Takes a long drag from her cigarette.
Boom.
Judith smiles.
On the plus side, having a boyfriend who doesn’t drink means there’s no argument about the designated driver. But. But. There is a significant lack, a significant absence, a significant dearth of something very important: drunk sex. Sure, it can work if only I’m hammered, but let’s say there’s a certain abandon that comes when both partners are drunk.
Because what would happen is, we’d come home, I’d be three sheets, my hands are practically down his pants, I am, as they say, I am throwing myself at him, I am begging him to let me do certain things, I am implying in no uncertain terms that he can have his way with me, and he, he takes me by the wrists and says, ‘You are drunk.’
This is what I get for marrying a scientist. Such keen observations! To point something out that, clearly, must have escaped my notice … It’s a little bit like the non-smokers out there. I mean, thank you.

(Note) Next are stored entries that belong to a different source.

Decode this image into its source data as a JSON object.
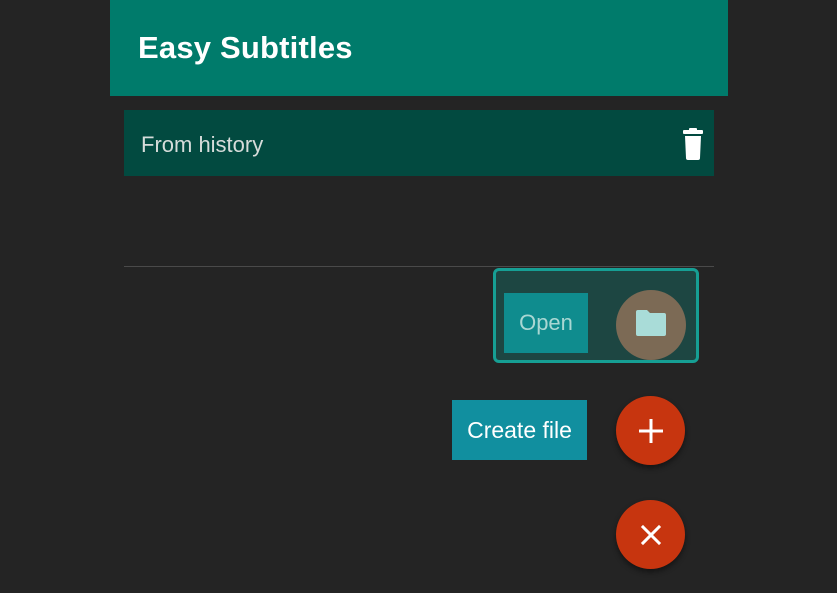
{
  "app": {
    "title": "Easy Subtitles"
  },
  "history": {
    "label": "From history",
    "delete_icon": "trash-icon"
  },
  "speed_dial": {
    "open_label": "Open",
    "open_icon": "folder-icon",
    "create_label": "Create file",
    "create_icon": "plus-icon",
    "close_icon": "close-icon"
  },
  "colors": {
    "primary": "#007b6b",
    "primary_dark": "#024a40",
    "accent": "#c7350f",
    "label_bg": "#118f9f",
    "background": "#242424"
  }
}
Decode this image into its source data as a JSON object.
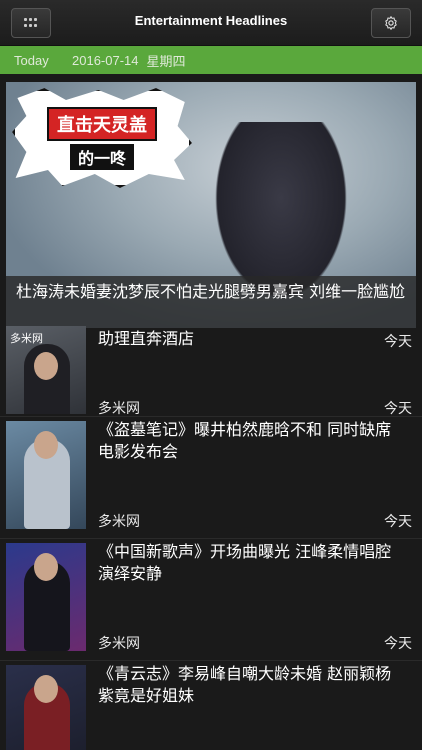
{
  "nav": {
    "title": "Entertainment Headlines",
    "menu_icon": "grid-menu-icon",
    "settings_icon": "gear-icon"
  },
  "date_bar": {
    "today_label": "Today",
    "date": "2016-07-14",
    "weekday": "星期四",
    "color": "#5aa83c"
  },
  "hero": {
    "badge_top": "直击天灵盖",
    "badge_bottom": "的一咚",
    "caption": "杜海涛未婚妻沈梦辰不怕走光腿劈男嘉宾 刘维一脸尴尬"
  },
  "list": {
    "first": {
      "title": "助理直奔酒店",
      "time_top": "今天",
      "source": "多米网",
      "time": "今天",
      "thumb_source": "多米网"
    },
    "items": [
      {
        "title": "《盗墓笔记》曝井柏然鹿晗不和 同时缺席电影发布会",
        "source": "多米网",
        "time": "今天"
      },
      {
        "title": "《中国新歌声》开场曲曝光 汪峰柔情唱腔演绎安静",
        "source": "多米网",
        "time": "今天"
      },
      {
        "title": "《青云志》李易峰自嘲大龄未婚 赵丽颖杨紫竟是好姐妹",
        "source": "",
        "time": ""
      }
    ]
  }
}
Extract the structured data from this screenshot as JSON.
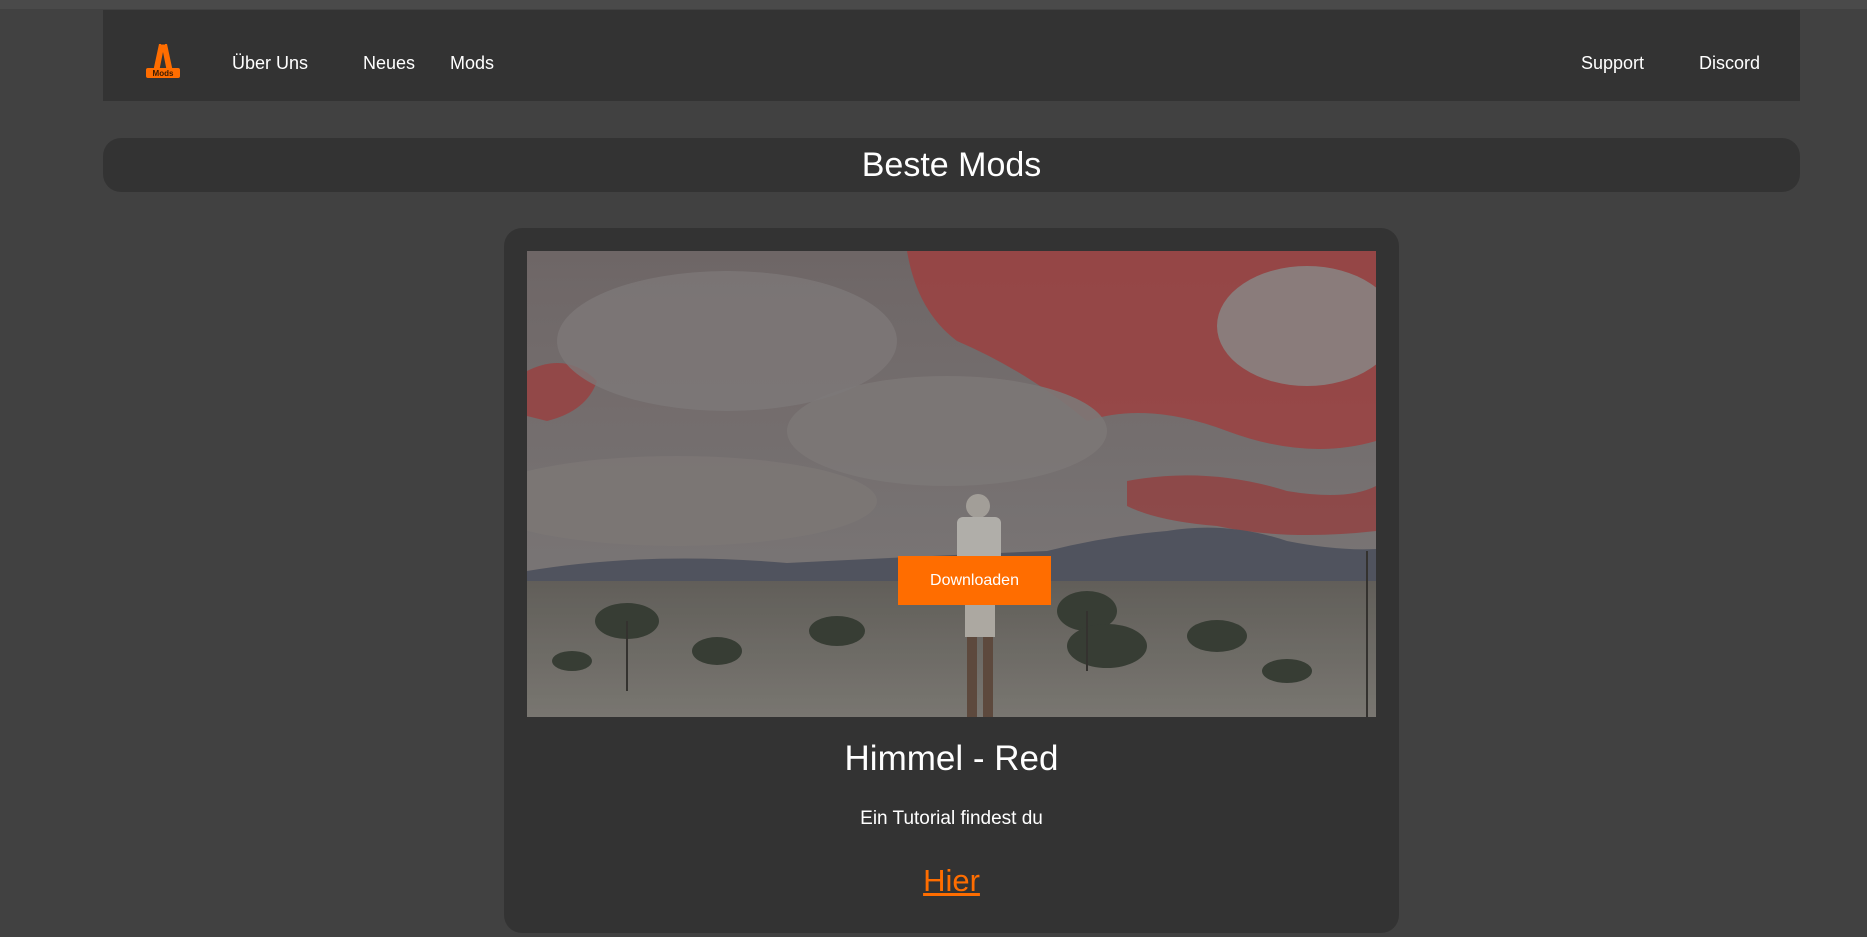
{
  "logo": {
    "text": "Mods",
    "icon": "mods-logo-icon"
  },
  "nav": {
    "left": [
      "Über Uns",
      "Neues",
      "Mods"
    ],
    "right": [
      "Support",
      "Discord"
    ]
  },
  "banner": {
    "title": "Beste Mods"
  },
  "card": {
    "image_alt": "Himmel - Red preview",
    "download_label": "Downloaden",
    "title": "Himmel - Red",
    "description": "Ein Tutorial findest du",
    "link_label": "Hier"
  },
  "colors": {
    "background": "#414141",
    "panel": "#333333",
    "accent": "#ff6d00",
    "text": "#ffffff"
  }
}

But I’m not about to be brushed off like that – okay, sure, we can play hard to get, and if I’m not exactly subtle when I’m sober, when I’m liquored up I make Louis C. K. sound like a Sunday sermon. He’s all, ‘Okay, let’s get you to sleep,’ blah di blah blah blah. I say, ‘Fuck! Me!’ because I am not letting him off the hook, I am working my magic …
Wiggles her fingers.
… and finally he relents, ‘Okay, okay!’ and he takes me up to the bedroom …
Judith rolls her eyes.
… and I can’t get my clothes off fast enough, he’s fucking folding his laundry, whatever, we get into bed and he …
She laughs.
He … he goes down on me.
Now normally, I wouldn’t object, but COME THE FUCK ON. I don’t want to be romanced, I don’t want to be wooed, I want to be fucked, okay?
Judith sighs.
I only tell this story to illustrate a point about Jonathan and me. Which I’ve forgotten.
Takes a long drag on her cigarette.
So this is how I punish him. My petty little revenge. He knows what I’m doing. He’s got a bloodhound’s sense of smell.
She takes a last drag on her cigarette then puts it out.